Today I met him, for the last time to bring him his things and to get mine from him. He told me I looked different.
We talked for about 40 minutes. Some of it was heavy, some of it was not. We cried, but we laughed too. Sometimes both together. When things were winding down and we both knew we should go but neither of us wanted to leave, I asked him about the song he named after me.
He wrote it on a summer day when I was being a weirdo. I had an episode and shut down. To escape I went to take a shower and rather than getting frustrated with me he sat down at the piano and wrote the song.
He said he named it after me because it described who I was. Soft in some places, heavy in others. Light and airy and fun and sweet but in a key that gave the whole thing a melancholy suggestion. A quiet sort of abrasiveness.
Standing on the street corner today, I asked him how it went and he smiled and hummed it and I cried while strangers looked at us funny. When it was over I kissed him.

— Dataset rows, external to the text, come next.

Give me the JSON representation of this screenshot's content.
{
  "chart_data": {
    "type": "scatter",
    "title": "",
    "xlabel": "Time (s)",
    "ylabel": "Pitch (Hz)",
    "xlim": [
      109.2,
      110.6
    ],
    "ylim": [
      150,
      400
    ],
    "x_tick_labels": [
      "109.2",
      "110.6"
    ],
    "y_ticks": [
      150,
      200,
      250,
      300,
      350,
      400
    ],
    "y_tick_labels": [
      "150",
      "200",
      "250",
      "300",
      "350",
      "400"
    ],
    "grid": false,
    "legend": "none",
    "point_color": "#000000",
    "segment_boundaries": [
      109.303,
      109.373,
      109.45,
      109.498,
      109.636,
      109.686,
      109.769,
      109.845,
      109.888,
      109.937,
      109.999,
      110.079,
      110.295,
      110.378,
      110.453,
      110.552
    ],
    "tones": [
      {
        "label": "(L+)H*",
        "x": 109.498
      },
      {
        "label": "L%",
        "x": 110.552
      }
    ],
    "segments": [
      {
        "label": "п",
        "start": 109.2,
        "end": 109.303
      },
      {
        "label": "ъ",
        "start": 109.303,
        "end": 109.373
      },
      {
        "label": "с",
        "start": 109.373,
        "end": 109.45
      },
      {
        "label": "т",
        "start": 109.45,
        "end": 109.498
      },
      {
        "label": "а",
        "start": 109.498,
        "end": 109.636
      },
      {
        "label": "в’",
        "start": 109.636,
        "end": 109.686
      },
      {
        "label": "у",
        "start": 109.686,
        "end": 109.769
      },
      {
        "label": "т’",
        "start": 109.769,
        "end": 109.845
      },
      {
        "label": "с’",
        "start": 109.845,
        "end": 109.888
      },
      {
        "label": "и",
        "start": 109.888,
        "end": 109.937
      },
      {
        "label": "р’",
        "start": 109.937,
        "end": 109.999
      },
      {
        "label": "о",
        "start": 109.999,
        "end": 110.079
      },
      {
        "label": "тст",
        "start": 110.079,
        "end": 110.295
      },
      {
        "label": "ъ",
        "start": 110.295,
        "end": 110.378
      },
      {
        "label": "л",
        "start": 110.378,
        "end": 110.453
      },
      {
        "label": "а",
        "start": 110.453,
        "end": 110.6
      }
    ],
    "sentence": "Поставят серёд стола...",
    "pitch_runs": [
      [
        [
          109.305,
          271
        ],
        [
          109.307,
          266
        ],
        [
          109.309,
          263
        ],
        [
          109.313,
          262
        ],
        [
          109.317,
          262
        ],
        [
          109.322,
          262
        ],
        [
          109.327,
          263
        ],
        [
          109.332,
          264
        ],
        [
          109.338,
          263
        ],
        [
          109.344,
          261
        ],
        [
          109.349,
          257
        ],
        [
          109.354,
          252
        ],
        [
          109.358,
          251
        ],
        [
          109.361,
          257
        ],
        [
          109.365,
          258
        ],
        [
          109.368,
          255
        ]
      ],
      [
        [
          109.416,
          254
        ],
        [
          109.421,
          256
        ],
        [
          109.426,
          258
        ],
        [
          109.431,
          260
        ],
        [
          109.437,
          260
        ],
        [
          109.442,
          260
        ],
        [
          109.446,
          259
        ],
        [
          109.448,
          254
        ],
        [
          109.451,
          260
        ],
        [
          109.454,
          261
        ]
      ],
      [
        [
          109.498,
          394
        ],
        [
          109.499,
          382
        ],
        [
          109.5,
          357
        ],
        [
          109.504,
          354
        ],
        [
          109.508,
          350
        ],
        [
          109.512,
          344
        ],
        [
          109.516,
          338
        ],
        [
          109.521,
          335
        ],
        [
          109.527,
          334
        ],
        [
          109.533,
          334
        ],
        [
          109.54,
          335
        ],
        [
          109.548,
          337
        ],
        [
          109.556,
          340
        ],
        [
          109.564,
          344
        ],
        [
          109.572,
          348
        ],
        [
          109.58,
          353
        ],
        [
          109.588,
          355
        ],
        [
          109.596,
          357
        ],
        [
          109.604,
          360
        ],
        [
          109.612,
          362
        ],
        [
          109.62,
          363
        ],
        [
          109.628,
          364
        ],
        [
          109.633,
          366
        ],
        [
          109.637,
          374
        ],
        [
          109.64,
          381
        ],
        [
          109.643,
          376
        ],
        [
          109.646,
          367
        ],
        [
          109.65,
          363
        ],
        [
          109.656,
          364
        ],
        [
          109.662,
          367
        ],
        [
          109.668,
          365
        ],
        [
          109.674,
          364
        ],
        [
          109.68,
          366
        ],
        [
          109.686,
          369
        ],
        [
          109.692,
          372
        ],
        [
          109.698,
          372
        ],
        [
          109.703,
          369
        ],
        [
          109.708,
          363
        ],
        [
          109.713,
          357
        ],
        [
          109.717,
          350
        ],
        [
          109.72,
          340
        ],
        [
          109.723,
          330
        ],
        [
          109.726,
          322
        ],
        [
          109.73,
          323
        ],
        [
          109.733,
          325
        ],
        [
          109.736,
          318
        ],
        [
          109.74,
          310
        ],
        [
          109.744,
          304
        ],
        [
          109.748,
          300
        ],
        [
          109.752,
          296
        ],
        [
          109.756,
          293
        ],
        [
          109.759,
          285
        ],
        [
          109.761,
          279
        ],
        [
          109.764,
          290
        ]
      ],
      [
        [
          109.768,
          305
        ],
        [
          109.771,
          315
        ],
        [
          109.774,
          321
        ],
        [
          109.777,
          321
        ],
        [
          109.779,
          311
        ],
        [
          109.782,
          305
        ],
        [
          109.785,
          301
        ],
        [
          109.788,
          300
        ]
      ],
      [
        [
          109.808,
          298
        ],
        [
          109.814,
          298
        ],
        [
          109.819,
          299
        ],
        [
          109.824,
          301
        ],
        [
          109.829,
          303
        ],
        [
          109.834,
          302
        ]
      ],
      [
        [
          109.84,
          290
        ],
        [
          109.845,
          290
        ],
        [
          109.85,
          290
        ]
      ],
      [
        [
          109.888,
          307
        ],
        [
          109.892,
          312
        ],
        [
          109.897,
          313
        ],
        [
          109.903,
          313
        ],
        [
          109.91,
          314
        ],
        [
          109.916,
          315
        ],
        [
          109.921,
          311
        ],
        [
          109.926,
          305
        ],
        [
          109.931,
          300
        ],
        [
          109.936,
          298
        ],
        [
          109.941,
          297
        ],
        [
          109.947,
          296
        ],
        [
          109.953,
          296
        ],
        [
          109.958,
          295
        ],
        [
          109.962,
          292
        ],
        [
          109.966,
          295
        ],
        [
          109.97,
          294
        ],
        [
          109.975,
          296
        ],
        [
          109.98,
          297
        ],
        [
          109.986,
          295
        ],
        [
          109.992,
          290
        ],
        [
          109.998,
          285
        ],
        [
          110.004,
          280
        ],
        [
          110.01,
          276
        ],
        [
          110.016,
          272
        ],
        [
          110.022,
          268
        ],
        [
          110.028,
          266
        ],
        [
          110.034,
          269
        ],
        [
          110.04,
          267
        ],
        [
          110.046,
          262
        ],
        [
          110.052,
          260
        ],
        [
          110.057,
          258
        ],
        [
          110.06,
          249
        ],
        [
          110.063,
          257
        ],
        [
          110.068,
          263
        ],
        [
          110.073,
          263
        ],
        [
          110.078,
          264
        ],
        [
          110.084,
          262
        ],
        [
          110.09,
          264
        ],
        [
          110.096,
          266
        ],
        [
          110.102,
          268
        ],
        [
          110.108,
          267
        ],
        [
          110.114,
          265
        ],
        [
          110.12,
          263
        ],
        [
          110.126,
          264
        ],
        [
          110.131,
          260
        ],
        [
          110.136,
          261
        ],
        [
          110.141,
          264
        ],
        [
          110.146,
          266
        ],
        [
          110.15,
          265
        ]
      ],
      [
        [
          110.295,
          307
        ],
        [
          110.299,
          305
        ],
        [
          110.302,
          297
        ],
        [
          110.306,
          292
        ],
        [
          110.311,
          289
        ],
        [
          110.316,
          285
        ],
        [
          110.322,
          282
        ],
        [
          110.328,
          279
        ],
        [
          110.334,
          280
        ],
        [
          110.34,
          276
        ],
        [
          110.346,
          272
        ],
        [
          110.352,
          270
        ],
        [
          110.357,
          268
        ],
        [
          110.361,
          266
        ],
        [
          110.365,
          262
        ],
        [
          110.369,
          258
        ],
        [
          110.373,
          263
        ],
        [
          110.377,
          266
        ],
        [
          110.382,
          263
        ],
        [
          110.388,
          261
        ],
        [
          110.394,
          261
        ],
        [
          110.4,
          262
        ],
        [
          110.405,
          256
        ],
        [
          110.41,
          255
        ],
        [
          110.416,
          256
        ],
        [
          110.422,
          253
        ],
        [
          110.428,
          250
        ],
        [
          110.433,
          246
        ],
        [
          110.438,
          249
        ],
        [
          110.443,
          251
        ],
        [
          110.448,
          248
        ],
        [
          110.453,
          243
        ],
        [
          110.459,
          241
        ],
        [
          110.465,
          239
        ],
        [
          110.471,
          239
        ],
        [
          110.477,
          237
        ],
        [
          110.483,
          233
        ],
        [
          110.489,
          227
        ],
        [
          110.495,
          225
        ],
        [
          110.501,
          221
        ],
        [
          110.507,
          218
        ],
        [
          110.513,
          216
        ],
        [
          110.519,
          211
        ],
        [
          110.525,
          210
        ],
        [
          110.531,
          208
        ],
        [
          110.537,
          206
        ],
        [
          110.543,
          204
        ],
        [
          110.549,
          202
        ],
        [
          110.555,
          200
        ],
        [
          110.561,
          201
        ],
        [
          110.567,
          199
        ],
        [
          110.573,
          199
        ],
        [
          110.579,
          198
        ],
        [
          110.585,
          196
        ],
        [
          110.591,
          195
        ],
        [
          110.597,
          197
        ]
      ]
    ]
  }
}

He held on to me and I smiled even though I couldn’t stop crying and he pushed my new bangs away from my forehead and wiped some tears away.
"Now you look like how I remember you."
I laughed, ”A mess.”
"A hot mess." he said and both of us were smiling.
"That’s me." I said.
He raised his eyebrows, “A hooooooot mess.” and kissed me on the forehead.
We hugged for a really long time and then he pulled away for real. He looked at me like someone in love and said, “Take care.”
Then we walked away in separate directions, and I guess we’re strangers now.